当たり前だが、人はそうそう宇宙には行けない。飛行機に乗って宇宙に近いところには行けるが、それは乗り物という動力に乗り、普通の生活と同じに酸素も取り入れられる状況で近づくだけだ。

そう考えると、自分の力で行ける宇宙に一番近い場所というのは、高い山だと思う。

標高5,500Mを越えるあたりから、空気の層が変わるように感じる。

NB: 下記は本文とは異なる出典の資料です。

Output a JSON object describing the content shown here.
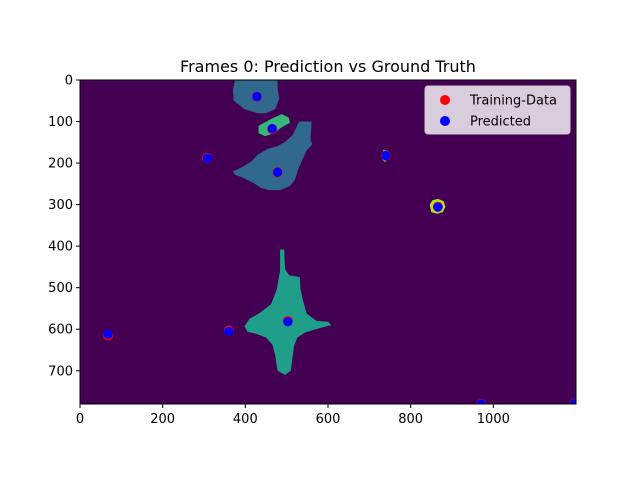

天地万物すべてが吸収された「音の無い世界」は、静けさを越えた空白が自分に同化してくる。
果てしなく続くこの世の終わりまで見渡すことができ、肌がブルブルと震えてくるのだ。

五感が総動員し、生きることのみに全てを注ぎ、いらないものが削ぎ落とされていく。

ここに長くいてはいけない…

呪文のようにこの言葉だけが波打つ心臓に響いてくる。

登頂を終え、だんだんと標高が下がってくると、待ちわびていたかのように体が酸素を取り入れ、細胞ひとつひとつが活きいきとしてくる。

樹木や草花が顔を出し始め、同じ生命体として存在する自分が認識でき、今この地で生きていることを強く実感できるのだ。

「なぜ高い山に登るのですか?」と度々聞かれることがある。

答えはシンプル。

宇宙に近い場所に立つと、私が住む当たり前の世界が愛おしくなり、今を生きていることこそが全てと感じるから。